2. Consumption; loss; useless expense; any loss or destruction which is neither necessary nor promotive of a good end; a loss for which there is no equivalent; as a waste of goods or money; a waste of time; a waste of labor; a waste of words.

Little wastes in great establishments, constantly occurring, may defeat the energies of a mighty capital.

3. A desolate or uncultivated country. The plains of Arabia are mostly a wide waste

4. Land untilled, though capable of tillage; as the wastes in England.

5. Ground, space or place unoccupied; as the etherial waste

In the dead waste and middle of the night.

6. Region ruined and deserted.

All the leafy nation sinks at last, and Vulcan rides in triumph oer the waste

7. Mischief; destruction.

He will never, I think, in the way of waste attempt us again.

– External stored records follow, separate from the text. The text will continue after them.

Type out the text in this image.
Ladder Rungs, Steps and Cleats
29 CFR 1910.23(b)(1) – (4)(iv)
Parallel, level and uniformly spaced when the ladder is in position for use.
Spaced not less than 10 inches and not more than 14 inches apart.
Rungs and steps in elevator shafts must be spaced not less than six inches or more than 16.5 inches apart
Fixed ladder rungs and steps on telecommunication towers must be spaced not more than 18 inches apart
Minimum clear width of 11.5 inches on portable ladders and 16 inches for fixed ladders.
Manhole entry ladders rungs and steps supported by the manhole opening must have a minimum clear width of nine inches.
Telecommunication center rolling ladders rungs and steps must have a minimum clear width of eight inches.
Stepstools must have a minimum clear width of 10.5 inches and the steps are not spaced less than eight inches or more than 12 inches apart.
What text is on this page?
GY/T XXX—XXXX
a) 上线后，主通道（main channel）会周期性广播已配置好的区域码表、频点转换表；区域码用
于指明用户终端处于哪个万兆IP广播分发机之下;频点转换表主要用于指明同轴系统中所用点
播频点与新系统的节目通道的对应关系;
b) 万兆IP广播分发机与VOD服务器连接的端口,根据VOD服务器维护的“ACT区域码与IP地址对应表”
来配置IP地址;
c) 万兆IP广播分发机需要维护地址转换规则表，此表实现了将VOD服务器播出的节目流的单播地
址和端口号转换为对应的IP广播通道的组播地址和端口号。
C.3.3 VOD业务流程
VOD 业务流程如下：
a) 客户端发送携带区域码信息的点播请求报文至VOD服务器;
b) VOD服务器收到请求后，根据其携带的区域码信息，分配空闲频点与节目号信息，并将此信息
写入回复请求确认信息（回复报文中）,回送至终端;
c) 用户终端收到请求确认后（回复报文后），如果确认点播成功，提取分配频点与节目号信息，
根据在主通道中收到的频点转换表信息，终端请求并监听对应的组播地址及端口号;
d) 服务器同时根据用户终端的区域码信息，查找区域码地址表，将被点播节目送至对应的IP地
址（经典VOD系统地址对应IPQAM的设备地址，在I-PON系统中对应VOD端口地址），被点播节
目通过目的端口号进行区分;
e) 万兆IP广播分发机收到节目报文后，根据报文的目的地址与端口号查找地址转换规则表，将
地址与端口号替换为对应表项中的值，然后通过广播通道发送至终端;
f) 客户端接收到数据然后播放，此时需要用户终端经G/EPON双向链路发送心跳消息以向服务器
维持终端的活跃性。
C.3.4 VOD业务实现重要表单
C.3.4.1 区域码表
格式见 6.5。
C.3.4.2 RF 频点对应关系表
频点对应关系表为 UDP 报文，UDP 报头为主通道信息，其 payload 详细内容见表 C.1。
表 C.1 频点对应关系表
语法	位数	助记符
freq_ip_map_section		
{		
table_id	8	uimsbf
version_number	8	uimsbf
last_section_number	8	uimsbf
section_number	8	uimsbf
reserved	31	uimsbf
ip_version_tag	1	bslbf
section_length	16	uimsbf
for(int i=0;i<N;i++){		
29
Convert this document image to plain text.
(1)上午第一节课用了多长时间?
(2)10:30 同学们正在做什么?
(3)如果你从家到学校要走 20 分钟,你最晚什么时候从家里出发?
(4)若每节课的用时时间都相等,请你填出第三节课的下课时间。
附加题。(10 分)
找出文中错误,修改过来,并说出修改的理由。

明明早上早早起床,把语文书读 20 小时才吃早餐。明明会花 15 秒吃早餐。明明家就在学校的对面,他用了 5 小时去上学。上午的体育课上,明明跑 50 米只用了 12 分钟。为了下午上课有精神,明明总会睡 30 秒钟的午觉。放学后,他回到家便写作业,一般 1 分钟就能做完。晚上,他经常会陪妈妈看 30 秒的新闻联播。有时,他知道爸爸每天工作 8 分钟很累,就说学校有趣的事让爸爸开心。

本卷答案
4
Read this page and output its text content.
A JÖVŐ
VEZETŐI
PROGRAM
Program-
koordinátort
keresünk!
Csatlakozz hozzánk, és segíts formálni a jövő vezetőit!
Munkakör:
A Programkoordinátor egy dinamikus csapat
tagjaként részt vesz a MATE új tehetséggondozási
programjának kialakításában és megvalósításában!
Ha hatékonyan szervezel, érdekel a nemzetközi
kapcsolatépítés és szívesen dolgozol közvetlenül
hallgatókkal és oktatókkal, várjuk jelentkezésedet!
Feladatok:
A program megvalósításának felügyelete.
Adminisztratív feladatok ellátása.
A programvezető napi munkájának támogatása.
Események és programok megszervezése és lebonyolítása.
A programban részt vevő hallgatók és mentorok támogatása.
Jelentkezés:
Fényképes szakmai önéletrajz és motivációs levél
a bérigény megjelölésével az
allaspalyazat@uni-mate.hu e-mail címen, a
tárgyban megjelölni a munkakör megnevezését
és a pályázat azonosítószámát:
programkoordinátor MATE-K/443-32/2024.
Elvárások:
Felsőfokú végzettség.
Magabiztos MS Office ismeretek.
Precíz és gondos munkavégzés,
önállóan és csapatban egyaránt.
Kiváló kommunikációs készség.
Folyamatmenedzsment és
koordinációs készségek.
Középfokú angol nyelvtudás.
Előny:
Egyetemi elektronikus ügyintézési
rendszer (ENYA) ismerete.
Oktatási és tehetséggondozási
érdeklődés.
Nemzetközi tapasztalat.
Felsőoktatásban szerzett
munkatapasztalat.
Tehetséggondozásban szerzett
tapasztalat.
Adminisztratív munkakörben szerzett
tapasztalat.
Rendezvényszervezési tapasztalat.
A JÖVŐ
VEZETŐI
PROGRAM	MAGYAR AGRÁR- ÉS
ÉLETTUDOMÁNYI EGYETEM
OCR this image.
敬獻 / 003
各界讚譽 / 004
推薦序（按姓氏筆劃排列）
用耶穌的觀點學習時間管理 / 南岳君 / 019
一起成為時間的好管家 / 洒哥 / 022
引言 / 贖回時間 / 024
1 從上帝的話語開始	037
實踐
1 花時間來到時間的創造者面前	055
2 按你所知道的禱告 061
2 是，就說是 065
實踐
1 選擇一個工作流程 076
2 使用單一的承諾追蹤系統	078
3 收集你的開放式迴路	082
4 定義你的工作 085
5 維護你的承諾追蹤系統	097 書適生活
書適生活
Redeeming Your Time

8. In law, spoil, destruction or injury done to houses, woods, fences, lands, etc., by a tenant for life or for years, to the prejudice of the heir, or of him in reversion or remainder. waste is voluntary, as by pulling down buildings; or permissive, as by suffering them to fall for want of necessary repairs. Whatever does a lasting damage to the freehold, is a waste


Webster's 1828 Dictionary
Wasted

WASTED, participle passive

1. Expended without necessity or use; lost through negligence; squandered.

2. Diminished; dissipated; evaporated; exhausted.

3. Desolated; ruined; destroyed.


Webster's 1828 Dictionary
Wasteful

WASTEFUL, adjective

1. Lavish; prodigal; expending property, or that which is valuable, without necessity or use; applied to persons.

2. Destructive to property; ruinous; as wasteful practices or negligence; wasteful expenses.

3. Desolate; unoccupied; untilled; uncultivated.

In wilderness and wasteful deserts strayd.


Webster's 1828 Dictionary
Wastefully

WASTEFULLY, adverb In a lavish manner; with prodigality; in useless expenses or consumption.

Her lavish hand is wastefully profuse.


Webster's 1828 Dictionary
Wastefulness

WASTEFULNESS, noun Lavishness; prodigality; the act or practice of expending what is valuable without necessity or use.


Webster's 1828 Dictionary
Waste-gate

WASTE-GATE, noun A gate to let the water of a pond pass off when it is not wanted.


Webster's 1828 Dictionary
Wastel

WASTEL, noun A particular sort of bread; fine bread or cake.


Webster's 1828 Dictionary
Wasteness

WASTENESS, noun A desolate state; solitude.

That day is a day of wrath, a day of trouble and distress, a day of wasteness Zephaniah 1:15.


Webster's 1828 Dictionary
Waster

WASTER, noun

1. One who is prodigal; one who squanders property; one who consumes extravagantly or without use.

He also that is slothful in his work, is brother to him who is a great waster Proverbs 18:9.

Sconces are great wasters of candles.

2. A kind of cudgel.


Webster's 1828 Dictionary
Wastethrift

WASTETHRIFT, noun [waste and thrift.] A spendthrift.


Webster's 1828 Dictionary
Waste-wier

WASTE-WIER, noun An overfall or wier for the superfluous water of a canal.